Jobs and foxes will flee to England

New Statesman Scotland

By Alastair Moffat

With clear-eyed dispassion the distinguished historian Norman Davies wrote in the Scotsman (5 November): “The foundations of Britishness are in the late stages of decomposition. The status quo cannot last long.” He argued that Britain was in constitutional crisis and, with the bloody example of Ireland in mind, he asserted: “Devolution delayed is a surefire recipe for accelerating the disintegration of the state. In all probability, the postponement of Scottish and Welsh home rule in the 1970s will have the same effect. Scotland and Wales will follow where Ireland led.”

Politicians should pay attention to Davies. His brilliant brick of a book Europe: a history has helped to build a different way of seeing our neighbours. Understanding that most Europeans are Slavs, he looked at the continent from the east. Rejecting artificial and traditional compartments, he pushed aside weary western versions of history and found a new Europe inside the old. In his forthcoming The Isles: a history, he promises another revelatory tour-de-force where he tries to assemble a Celtic as well as Anglo-Saxon story of Britain. Davies is wary of partiality and precisely because his analysis of the past is undeniably brilliant, his predictions need to be taken as more than simply another view.
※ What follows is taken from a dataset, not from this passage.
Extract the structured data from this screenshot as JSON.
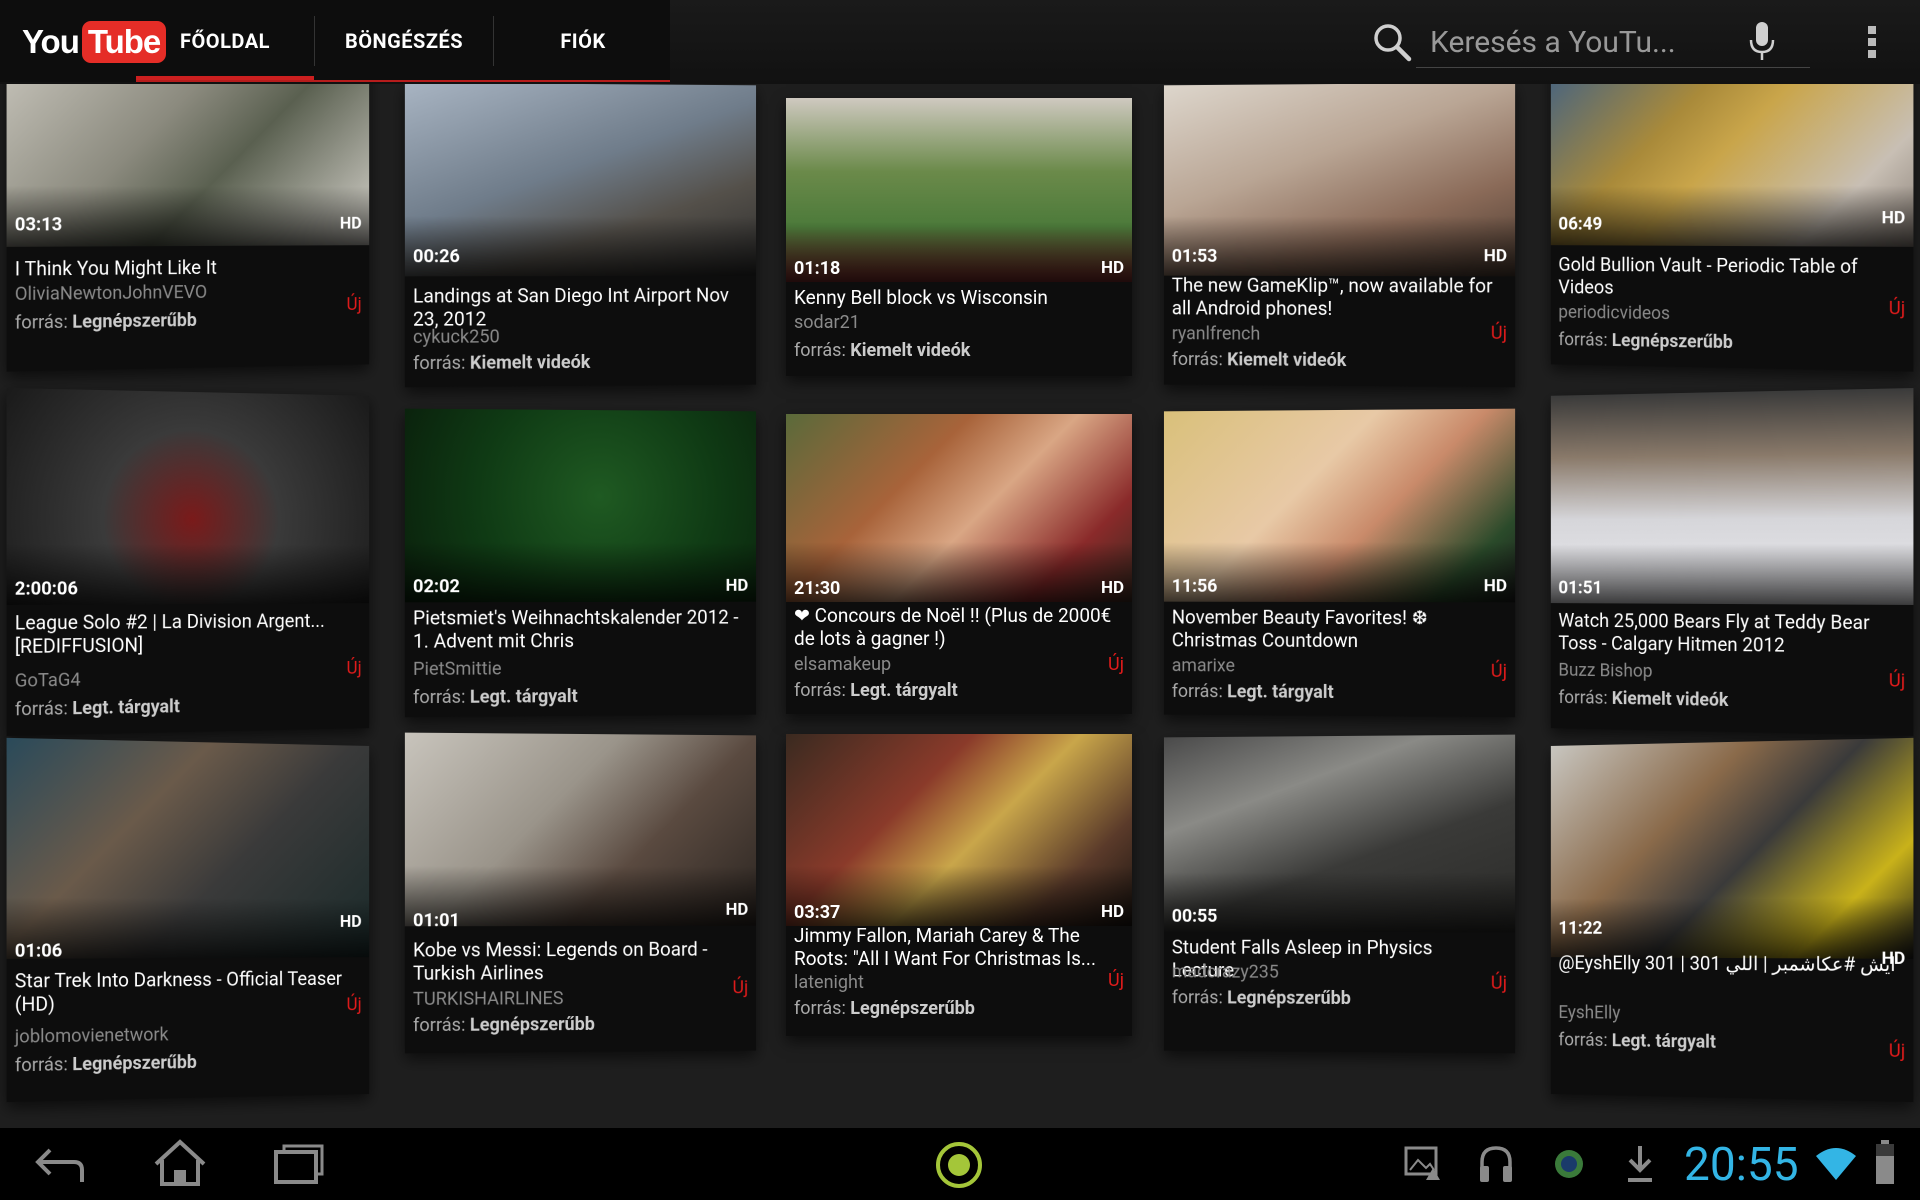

Two incidents in the recent past support Davies’ judgement that “The Devolution Settlement” is far from being just that. The Home Secretary, Jack Straw, finds himself at the centre of both stories. The first is a mere technical matter, which will affect very few people in Scotland or Britain. MSPs are complaining that Jack Straw has interfered in Scottish legislation, albeit through a UK bill. The Asylum and Immigration Bill, currently in the House of Lords, will alter the way in which asylum-seekers are maintained. The bill will replace a system of payments with a voucher scheme. Now, political asylum is an area of legislation reserved to Westminster, but a difficulty arises because part of Straw’s bill will supersede a clause in the Social Work (Scotland) Act of 1968. This currently allows cash payments to be made to asylum-seekers in Scotland. And social work is an area of legislation under the direct control of the Scottish Parliament.

This is more than an anomaly. The political reality is that Westminster will always try to assert its primacy over Holyrood, and while the issue of asylum-seekers by itself will not ignite widespread resentment against that reality, it is only one of many contentious matters due to come between the two parliaments.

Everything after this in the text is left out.